Thomas était abasourdi.

- Hein ? Pourquoi ?

- Je crois que tu en as suffisamment dit comme ça. Il faut qu'on en discute et qu'on décide quoi faire... sans toi. (Parvenu à la porte, Newt le poussa gentiment dehors.) Attends-moi près de la Boîte. Après le conseil, j'aurai deux mots à te dire.

Il tourna les talons, mais Thomas le retint par le bras et l'entraîna dans le couloir.

- Il faut que tu me croies, Newt. C'est le seul moyen de sortir d'ici. On peut y arriver, je te le jure. C'est prévu.

Newt vint se coller à lui et lui souffla avec colère :

- Oui, j'ai adoré le passage où tu t'es porté volontaire pour te faire tuer.

- J'étais tout à fait sérieux.

Thomas était prêt à se sacrifier, c'était vrai, mais uniquement à cause de la culpabilité qui le rongeait. Il se sentait honteux d'avoir aidé à concevoir le Labyrinthe. Au fond de lui, pourtant, il espérait pouvoir tenir assez longtemps pour que quelqu'un tape le code et désactive les Griffeurs avant qu'il ne se fasse tuer.

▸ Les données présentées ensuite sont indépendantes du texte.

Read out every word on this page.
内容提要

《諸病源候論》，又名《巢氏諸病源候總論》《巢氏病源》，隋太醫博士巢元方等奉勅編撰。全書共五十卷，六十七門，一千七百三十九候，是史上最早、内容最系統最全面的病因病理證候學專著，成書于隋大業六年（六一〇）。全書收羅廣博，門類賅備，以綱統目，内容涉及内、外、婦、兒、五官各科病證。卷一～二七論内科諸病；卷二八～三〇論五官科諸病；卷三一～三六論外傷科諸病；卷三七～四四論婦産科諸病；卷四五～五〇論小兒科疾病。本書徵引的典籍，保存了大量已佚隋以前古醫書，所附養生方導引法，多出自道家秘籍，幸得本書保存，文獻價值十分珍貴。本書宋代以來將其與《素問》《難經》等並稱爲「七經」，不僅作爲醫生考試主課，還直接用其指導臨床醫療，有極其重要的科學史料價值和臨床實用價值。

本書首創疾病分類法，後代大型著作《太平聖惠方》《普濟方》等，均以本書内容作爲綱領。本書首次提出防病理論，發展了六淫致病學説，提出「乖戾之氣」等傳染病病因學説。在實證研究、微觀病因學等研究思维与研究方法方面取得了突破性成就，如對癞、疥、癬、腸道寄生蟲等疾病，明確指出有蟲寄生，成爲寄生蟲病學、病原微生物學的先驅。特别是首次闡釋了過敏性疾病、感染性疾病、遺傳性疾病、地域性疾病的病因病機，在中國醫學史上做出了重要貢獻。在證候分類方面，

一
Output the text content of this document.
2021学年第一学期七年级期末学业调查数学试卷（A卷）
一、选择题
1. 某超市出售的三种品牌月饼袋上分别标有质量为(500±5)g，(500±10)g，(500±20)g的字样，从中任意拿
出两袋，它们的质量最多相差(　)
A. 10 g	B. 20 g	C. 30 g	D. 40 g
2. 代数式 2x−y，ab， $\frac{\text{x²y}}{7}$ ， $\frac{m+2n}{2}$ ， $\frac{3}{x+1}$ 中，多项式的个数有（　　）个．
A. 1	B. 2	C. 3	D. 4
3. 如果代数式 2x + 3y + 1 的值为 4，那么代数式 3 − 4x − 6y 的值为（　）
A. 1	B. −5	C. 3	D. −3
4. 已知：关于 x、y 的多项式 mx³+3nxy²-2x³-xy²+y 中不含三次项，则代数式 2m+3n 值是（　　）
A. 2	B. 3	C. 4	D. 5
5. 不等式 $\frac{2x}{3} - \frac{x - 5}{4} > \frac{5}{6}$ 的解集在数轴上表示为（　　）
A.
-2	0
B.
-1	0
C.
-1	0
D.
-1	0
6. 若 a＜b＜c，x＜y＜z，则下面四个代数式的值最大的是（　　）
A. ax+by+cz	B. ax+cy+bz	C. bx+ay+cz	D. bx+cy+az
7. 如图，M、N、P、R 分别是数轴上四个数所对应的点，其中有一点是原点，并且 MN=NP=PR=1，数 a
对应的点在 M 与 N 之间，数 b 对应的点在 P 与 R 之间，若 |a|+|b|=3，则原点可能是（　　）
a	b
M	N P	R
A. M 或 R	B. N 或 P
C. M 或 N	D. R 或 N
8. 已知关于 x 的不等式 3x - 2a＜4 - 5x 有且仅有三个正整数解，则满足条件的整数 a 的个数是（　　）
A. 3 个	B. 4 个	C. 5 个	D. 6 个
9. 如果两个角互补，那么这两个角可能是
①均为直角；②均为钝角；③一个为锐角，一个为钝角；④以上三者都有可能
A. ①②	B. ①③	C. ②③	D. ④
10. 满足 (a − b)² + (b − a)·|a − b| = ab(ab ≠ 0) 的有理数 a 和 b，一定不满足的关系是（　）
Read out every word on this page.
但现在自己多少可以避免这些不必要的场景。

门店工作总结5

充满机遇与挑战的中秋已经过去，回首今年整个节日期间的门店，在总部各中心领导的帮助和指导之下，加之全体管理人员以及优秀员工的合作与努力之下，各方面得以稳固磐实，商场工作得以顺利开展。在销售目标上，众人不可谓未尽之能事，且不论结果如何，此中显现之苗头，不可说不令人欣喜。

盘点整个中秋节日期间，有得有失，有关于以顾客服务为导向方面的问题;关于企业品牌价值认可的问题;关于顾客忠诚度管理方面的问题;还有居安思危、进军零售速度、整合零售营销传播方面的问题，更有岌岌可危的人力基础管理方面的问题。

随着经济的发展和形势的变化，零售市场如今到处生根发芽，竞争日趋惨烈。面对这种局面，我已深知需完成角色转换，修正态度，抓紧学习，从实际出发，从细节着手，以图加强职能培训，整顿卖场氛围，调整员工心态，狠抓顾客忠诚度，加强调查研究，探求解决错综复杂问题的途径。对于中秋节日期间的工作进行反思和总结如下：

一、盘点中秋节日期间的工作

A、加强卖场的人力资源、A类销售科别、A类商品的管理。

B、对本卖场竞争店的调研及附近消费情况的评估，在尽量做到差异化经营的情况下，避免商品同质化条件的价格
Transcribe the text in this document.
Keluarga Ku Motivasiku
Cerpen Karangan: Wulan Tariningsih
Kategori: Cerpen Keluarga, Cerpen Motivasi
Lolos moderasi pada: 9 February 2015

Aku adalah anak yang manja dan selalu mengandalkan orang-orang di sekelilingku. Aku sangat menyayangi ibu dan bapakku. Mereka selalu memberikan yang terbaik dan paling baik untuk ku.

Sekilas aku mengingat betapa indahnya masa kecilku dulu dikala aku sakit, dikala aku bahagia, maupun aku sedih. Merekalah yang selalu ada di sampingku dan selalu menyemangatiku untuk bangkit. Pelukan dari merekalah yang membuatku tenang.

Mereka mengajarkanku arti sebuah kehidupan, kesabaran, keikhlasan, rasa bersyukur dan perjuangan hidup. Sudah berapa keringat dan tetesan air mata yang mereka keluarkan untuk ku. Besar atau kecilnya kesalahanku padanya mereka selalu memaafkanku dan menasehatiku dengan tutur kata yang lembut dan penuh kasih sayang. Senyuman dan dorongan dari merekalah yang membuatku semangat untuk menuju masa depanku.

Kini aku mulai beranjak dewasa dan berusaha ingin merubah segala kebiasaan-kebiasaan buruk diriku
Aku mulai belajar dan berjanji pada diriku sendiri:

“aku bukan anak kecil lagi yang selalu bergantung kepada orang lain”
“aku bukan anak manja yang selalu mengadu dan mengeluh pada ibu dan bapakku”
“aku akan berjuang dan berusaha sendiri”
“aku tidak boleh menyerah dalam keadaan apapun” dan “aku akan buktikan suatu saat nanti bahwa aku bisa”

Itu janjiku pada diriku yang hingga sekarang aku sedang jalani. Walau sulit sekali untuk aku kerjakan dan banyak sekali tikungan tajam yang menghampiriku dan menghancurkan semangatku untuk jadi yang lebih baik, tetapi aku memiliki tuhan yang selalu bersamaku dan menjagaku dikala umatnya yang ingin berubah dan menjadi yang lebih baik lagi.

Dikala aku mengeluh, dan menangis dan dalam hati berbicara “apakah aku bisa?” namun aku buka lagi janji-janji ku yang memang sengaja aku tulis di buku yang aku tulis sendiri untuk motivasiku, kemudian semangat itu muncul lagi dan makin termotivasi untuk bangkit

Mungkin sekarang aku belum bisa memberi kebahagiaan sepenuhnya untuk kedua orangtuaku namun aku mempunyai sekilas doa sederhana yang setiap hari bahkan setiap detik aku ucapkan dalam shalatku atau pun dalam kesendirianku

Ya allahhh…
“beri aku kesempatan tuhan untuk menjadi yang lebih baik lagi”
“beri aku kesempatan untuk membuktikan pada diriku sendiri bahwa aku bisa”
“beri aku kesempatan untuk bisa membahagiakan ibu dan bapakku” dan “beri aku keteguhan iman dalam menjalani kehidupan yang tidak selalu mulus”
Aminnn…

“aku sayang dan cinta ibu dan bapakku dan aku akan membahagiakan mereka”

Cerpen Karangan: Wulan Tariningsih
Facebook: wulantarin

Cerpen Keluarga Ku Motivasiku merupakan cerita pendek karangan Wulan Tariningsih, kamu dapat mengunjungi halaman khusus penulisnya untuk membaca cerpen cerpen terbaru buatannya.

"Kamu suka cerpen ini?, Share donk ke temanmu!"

- Ah, vraiment ? s'agaça Newt. C'est très noble de ta part.

- J'ai mes raisons. C'est un peu ma faute si on est là. De toute façon, je vais tenter le coup, alors autant que vous en profitiez.

Newt se renfrogna, les yeux pleins de compassion.

- Même si tu as participé à l'élaboration du Labyrinthe, Thomas, ce n'est pas ta faute. Tu es un gamin... On t'a obligé à le faire.

Peu importaient les arguments de Newt. Ou ce que les autres pouvaient penser. Il se sentait responsable.

- Je... je veux juste essayer de vous sauver. J'en ai besoin pour me racheter.

Newt recula en secouant la tête.

- Tu sais le plus drôle, Tommy ?

- Non, quoi ? demanda Thomas, sur ses gardes.

- Au fond, je te crois. Tes yeux ne mentent pas. Et je n'en reviens pas de te dire ça, mais... je vais retourner à l'intérieur convaincre tous ces tocards qu'on doit tenter notre chance par le trou des Griffeurs, comme tu l'as dit. Mieux vaut les affronter qu'attendre bêtement qu'ils viennent nous chercher. (Il leva le doigt.) Seulement,attention ! Je ne veux plus entendre parler de sacrifice. Si on prend le risque, c'est tous ensemble. Chacun sa chance. Compris?

Thomas leva les mains, submergé par le soulagement.

- Cinq sur cinq. Ce que je voulais dire, c'est que ça vaut le coup. Puisqu'il y a un mort tous les soirs, autant que ça serve à quelque chose.

Newt fronça les sourcils.

- Tu es très réconfortant, dis donc !

Thomas fit mine de s'éloigner. Newt le rappela.

- Tommy?

- Oui ? dit-il en s'arrêtant, sans se retourner.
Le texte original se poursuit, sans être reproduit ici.